Comme le souligne Charles Peters, il est également essentiel de tenir compte d'autres facteurs, tels que l'impact de l'exploitation des PFNL sur les pollinisateurs et les vecteurs de dissémination des graines, ainsi que le risque de la perte d'éléments nutritifs essentiels dans la forêt. De nombreuses forêts humides se caractérisent par des sols peu fertiles et certains des éléments nutritifs essentiels sont concentrés dans les parties exploitées des plantes, à savoir l'écorce et les fruits.

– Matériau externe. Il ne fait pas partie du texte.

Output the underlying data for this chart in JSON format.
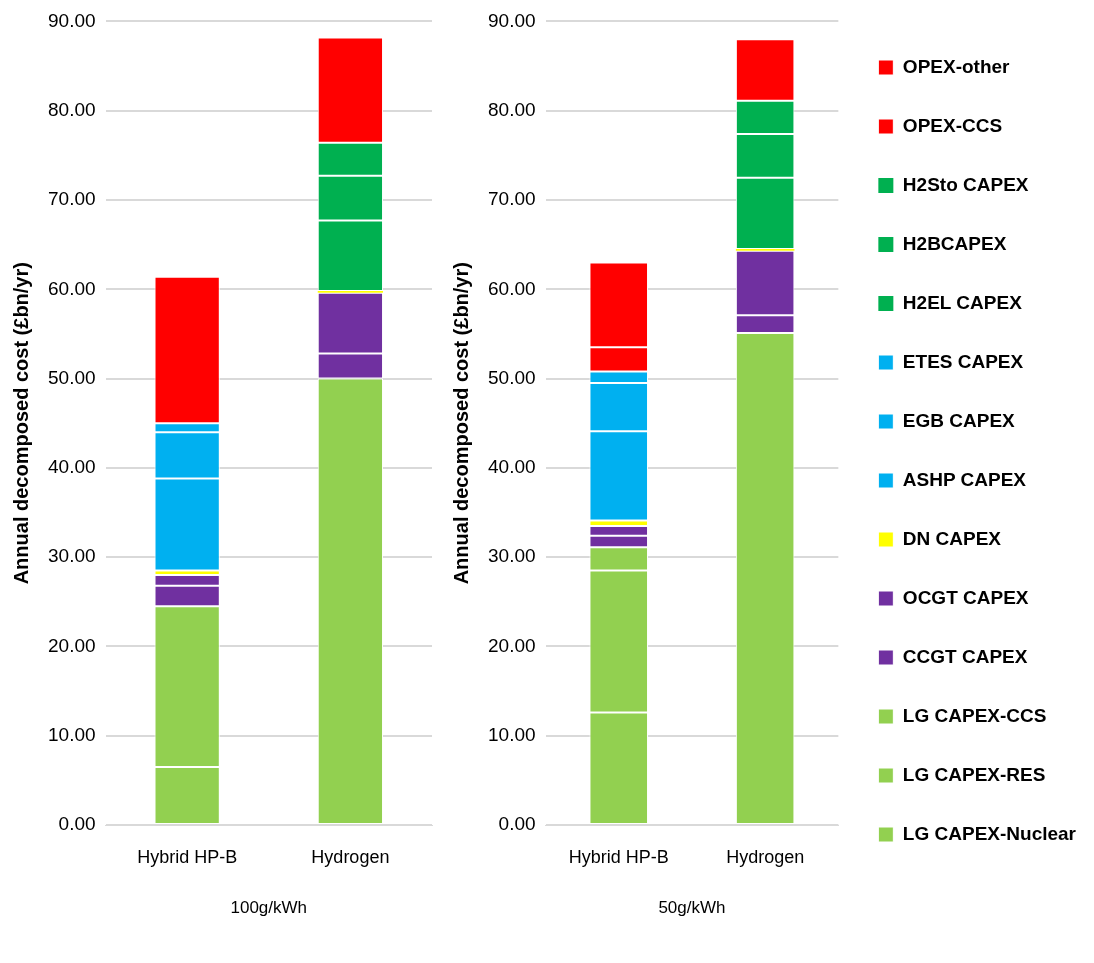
{
  "chart_data": [
    {
      "type": "bar",
      "stacked": true,
      "xlabel": "100g/kWh",
      "ylabel": "Annual decomposed cost (£bn/yr)",
      "categories": [
        "Hybrid HP-B",
        "Hydrogen"
      ],
      "ylim": [
        0,
        90
      ],
      "yticks": [
        {
          "value": 0,
          "label": "0.00"
        },
        {
          "value": 10,
          "label": "10.00"
        },
        {
          "value": 20,
          "label": "20.00"
        },
        {
          "value": 30,
          "label": "30.00"
        },
        {
          "value": 40,
          "label": "40.00"
        },
        {
          "value": 50,
          "label": "50.00"
        },
        {
          "value": 60,
          "label": "60.00"
        },
        {
          "value": 70,
          "label": "70.00"
        },
        {
          "value": 80,
          "label": "80.00"
        },
        {
          "value": 90,
          "label": "90.00"
        }
      ],
      "grid": "y",
      "legend": false,
      "series": [
        {
          "color": "#92d050",
          "values": [
            6.5,
            0
          ]
        },
        {
          "color": "#92d050",
          "values": [
            18.0,
            50.0
          ]
        },
        {
          "color": "#92d050",
          "values": [
            0,
            0
          ]
        },
        {
          "color": "#7030a0",
          "values": [
            2.3,
            2.8
          ]
        },
        {
          "color": "#7030a0",
          "values": [
            1.2,
            6.8
          ]
        },
        {
          "color": "#ffff00",
          "values": [
            0.5,
            0.2
          ]
        },
        {
          "color": "#00b0f0",
          "values": [
            10.3,
            0
          ]
        },
        {
          "color": "#00b0f0",
          "values": [
            5.2,
            0
          ]
        },
        {
          "color": "#00b0f0",
          "values": [
            1.0,
            0
          ]
        },
        {
          "color": "#00b050",
          "values": [
            0,
            7.9
          ]
        },
        {
          "color": "#00b050",
          "values": [
            0,
            5.0
          ]
        },
        {
          "color": "#00b050",
          "values": [
            0,
            3.7
          ]
        },
        {
          "color": "#ff0000",
          "values": [
            0,
            0
          ]
        },
        {
          "color": "#ff0000",
          "values": [
            16.4,
            11.8
          ]
        }
      ]
    },
    {
      "type": "bar",
      "stacked": true,
      "xlabel": "50g/kWh",
      "ylabel": "Annual decomposed cost (£bn/yr)",
      "categories": [
        "Hybrid HP-B",
        "Hydrogen"
      ],
      "ylim": [
        0,
        90
      ],
      "yticks": [
        {
          "value": 0,
          "label": "0.00"
        },
        {
          "value": 10,
          "label": "10.00"
        },
        {
          "value": 20,
          "label": "20.00"
        },
        {
          "value": 30,
          "label": "30.00"
        },
        {
          "value": 40,
          "label": "40.00"
        },
        {
          "value": 50,
          "label": "50.00"
        },
        {
          "value": 60,
          "label": "60.00"
        },
        {
          "value": 70,
          "label": "70.00"
        },
        {
          "value": 80,
          "label": "80.00"
        },
        {
          "value": 90,
          "label": "90.00"
        }
      ],
      "grid": "y",
      "legend": "right",
      "series": [
        {
          "name": "LG CAPEX-Nuclear",
          "color": "#92d050",
          "values": [
            12.6,
            0
          ]
        },
        {
          "name": "LG CAPEX-RES",
          "color": "#92d050",
          "values": [
            15.9,
            55.1
          ]
        },
        {
          "name": "LG CAPEX-CCS",
          "color": "#92d050",
          "values": [
            2.6,
            0
          ]
        },
        {
          "name": "CCGT CAPEX",
          "color": "#7030a0",
          "values": [
            1.3,
            2.0
          ]
        },
        {
          "name": "OCGT CAPEX",
          "color": "#7030a0",
          "values": [
            1.1,
            7.2
          ]
        },
        {
          "name": "DN CAPEX",
          "color": "#ffff00",
          "values": [
            0.6,
            0.2
          ]
        },
        {
          "name": "ASHP CAPEX",
          "color": "#00b0f0",
          "values": [
            10.0,
            0
          ]
        },
        {
          "name": "EGB CAPEX",
          "color": "#00b0f0",
          "values": [
            5.4,
            0
          ]
        },
        {
          "name": "ETES CAPEX",
          "color": "#00b0f0",
          "values": [
            1.3,
            0
          ]
        },
        {
          "name": "H2EL CAPEX",
          "color": "#00b050",
          "values": [
            0,
            8.0
          ]
        },
        {
          "name": "H2BCAPEX",
          "color": "#00b050",
          "values": [
            0,
            4.9
          ]
        },
        {
          "name": "H2Sto CAPEX",
          "color": "#00b050",
          "values": [
            0,
            3.7
          ]
        },
        {
          "name": "OPEX-CCS",
          "color": "#ff0000",
          "values": [
            2.7,
            0
          ]
        },
        {
          "name": "OPEX-other",
          "color": "#ff0000",
          "values": [
            9.5,
            6.9
          ]
        }
      ]
    }
  ]
}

C'est pourquoi, il est fondamental, pour l'exploitation des PFNL, que la régénération des espèces ne soit pas empêchée par l'extraction d'un trop grand nombre de graines ou par les dégâts causés par le piétinement des semis au moment de la récolte.
Comme la majorité de la récolte des PFNL est surtout effectuée par les habitants des forêts, il est essentiel de les impliquer dans l'aménagement des ressources. L'article de Ruth Malleson est particulièrement précieux à cet égard car il traite précisément de l'aménagement communautaire des ressources forestières et met en évidence l'importance des institutions sociales qui peuvent jouer un rôle dans l'exploitation des PFNL.
Notre publication comprend une grande partie des recherches qui ont été menées récemment sur les PFNL dans la région d'Afrique centrale. Cependant, beaucoup de travaux de recherche importants seront encore nécessaires avant de pouvoir être sûr que tout PFNL est géré d'une manière durable. Nous espérons que cette publication contribuera non seulement à promouvoir l'utilisation des PFNL, mais également à stimuler les recherches futures - ethnobotaniques, écologiques et socio-économiques - sur tout produit que doit être promu. Ce n'est que grâce à ces recherches de base que les PFNL joueront véritablement un rôle significatif dans la conservation et l'utilisation durable des forêts tropicales.